South America’s second longest river, the Parana, has dropped to its lowest level since the 1940s, leaving environmentalists and experts worried that climate change is to blame.
The decrease has become so drastic that it is affecting commercial shipping, electricity generation, fishing, tourism, as well as the provision of water for drinking and irrigation.
The effects even extend to the changing of topographies, soil and the mineral composition of the river’s water.
Experts are baffled as to whether this is part of a natural cycle or the result of climate change.
The Parana is linked to the Guarani aquifer – one of the largest underwater fresh water sources in the world – and runs for more than 4,000km through Brazil, Paraguay and Argentina.
It merges with the Paraguay and Uruguay rivers, forming the Rio de la Plata before emptying out into the Atlantic Ocean. Along the way, it splits into several arms and forms the Parana Delta wetlands in Argentina, feeding many agricultural plains.
“The Parana is the largest, most biodiverse and the most important socio-productive wetland in Argentina,” geologist Carlos Ramonell, a professor at the National University of the Littoral in Santa Fe, told AFP.
While the main branch of the river continues to flow, in its network of irrigation channels “only 10 to 20% have water, the rest are dry,” said Ramonell.
“People have mentioned Brazilian dams, deforestation and climate change as causes but from a scientific point of view we cannot say. Obviously it is due to a lack of rains, but what provoked that?”
The navigable part of the Parana is vital for landlocked Paraguay and Bolivia.
“It’s not been possible to sail the Parana since April. Goods have to be transported by land to the Paraguay river, which quadruples the cost,” Juan Carlos Munoz, director of the Paraguayan riverboat owners association, told AFP.
Some 4,000 barges, 350 tug boats and 100 container carriers were waiting for the river level to rise.
The rainy season was still three months away.
In May, Brazil exceptionally opened its dams to allow hundreds of barges to pass downstream, but the river level has since dropped too low.
Bolivia’s soy bean exports and diesel imports have been affected.
The Parana’s average flow rate is 17,000 cubic meters a second, but that has dropped to just 6,200 – barely above the record low of 5,800 recorded in 1944.
That has reduced by half the electricity generated by the Yacyreta hydroelectric plant that spans the Parana river between Argentina and Paraguay. The plant supplies 14% of Argentina’s electricity.
“Last year we thought we’d hit rock bottom but this year it got worse,” said Marcelo Cardinali, a manager at the plant.
The low water level has affected the ability of fish to reproduce, leaving streams cut off from the main river by sandbanks and blocking off lagoons where they would usually lay their eggs.
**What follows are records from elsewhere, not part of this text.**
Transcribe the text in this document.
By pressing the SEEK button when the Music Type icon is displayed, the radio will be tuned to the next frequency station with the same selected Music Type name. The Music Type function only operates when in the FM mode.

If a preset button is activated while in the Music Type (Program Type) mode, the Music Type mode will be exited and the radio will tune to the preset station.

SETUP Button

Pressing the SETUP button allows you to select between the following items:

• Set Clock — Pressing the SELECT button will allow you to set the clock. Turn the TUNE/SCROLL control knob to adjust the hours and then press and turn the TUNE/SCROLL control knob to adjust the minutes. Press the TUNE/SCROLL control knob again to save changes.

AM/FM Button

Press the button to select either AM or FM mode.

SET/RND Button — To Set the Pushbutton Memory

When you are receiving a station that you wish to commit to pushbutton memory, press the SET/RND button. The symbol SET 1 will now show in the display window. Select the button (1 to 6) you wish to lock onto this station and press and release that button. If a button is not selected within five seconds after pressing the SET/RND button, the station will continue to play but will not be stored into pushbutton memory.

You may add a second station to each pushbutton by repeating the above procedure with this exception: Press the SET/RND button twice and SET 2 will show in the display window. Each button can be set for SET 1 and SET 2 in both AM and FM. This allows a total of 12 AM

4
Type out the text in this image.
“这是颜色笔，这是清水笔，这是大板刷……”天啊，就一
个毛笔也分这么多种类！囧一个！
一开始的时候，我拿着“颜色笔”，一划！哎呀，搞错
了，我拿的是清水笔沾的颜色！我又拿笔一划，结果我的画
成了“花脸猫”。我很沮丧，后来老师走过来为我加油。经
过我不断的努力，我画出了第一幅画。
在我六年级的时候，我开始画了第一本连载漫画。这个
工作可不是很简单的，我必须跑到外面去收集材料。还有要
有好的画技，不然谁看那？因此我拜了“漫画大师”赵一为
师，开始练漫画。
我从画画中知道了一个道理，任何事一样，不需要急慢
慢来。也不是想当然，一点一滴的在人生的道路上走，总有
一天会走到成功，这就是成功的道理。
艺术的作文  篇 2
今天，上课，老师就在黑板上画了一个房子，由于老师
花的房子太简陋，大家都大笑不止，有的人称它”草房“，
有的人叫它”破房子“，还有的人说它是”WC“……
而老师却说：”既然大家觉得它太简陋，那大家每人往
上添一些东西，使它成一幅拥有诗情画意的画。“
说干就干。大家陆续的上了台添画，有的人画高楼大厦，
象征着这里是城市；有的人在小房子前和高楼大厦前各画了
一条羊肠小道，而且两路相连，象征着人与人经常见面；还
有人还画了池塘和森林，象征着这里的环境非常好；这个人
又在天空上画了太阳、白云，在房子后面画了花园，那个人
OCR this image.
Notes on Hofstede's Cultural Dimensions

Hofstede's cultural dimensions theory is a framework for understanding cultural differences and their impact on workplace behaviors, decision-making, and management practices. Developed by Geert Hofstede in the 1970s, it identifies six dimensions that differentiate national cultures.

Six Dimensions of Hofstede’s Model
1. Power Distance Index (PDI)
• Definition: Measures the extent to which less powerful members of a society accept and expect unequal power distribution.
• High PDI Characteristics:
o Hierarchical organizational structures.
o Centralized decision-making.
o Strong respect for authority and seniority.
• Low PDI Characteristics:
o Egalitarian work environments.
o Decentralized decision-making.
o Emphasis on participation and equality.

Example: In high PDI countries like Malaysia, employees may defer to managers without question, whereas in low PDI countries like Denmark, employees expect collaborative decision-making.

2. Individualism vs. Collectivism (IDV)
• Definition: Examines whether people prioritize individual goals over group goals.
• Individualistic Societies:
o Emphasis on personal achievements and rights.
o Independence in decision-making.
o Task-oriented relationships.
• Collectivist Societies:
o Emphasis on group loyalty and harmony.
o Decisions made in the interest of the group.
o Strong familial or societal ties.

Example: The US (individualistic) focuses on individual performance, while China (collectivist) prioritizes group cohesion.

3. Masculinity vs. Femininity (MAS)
“Added to the stress suffered by the biotic system due to being cut off, is the water’s increasing saline content,” said Ramonell.
The dried up streams have exposed piles of rubbish while cattle have started grazing on the weeds that appear at the bottom of empty lagoons.
“With the dropping water level, all the chemicals – mercury, lead – are concentrated on the shore. When the water returns, the fish that suck mud will die. We’re going to see an enormous impact,” said Ana Pirkas, a resident in Goya, a city in Corrientes province that has seen its fishing tourism sector disappear.
A weekend fishing ban has been put in place to protect the river’s 200 fish species.
“Since the dams were built, the river has changed a lot,” said fisherman Ramon Acuna.
Gone are the tarpon – at the base of the Parana fish pyramid – that Acuna’s father used to fish.
“We cannot discount the possibility that the dropping water level is just a natural variable,” said Ramonell, pointing to similar cycles a century ago, when there were no dams, deforestation or global warming.
Who, or what, is to blame is a question yet to be answered.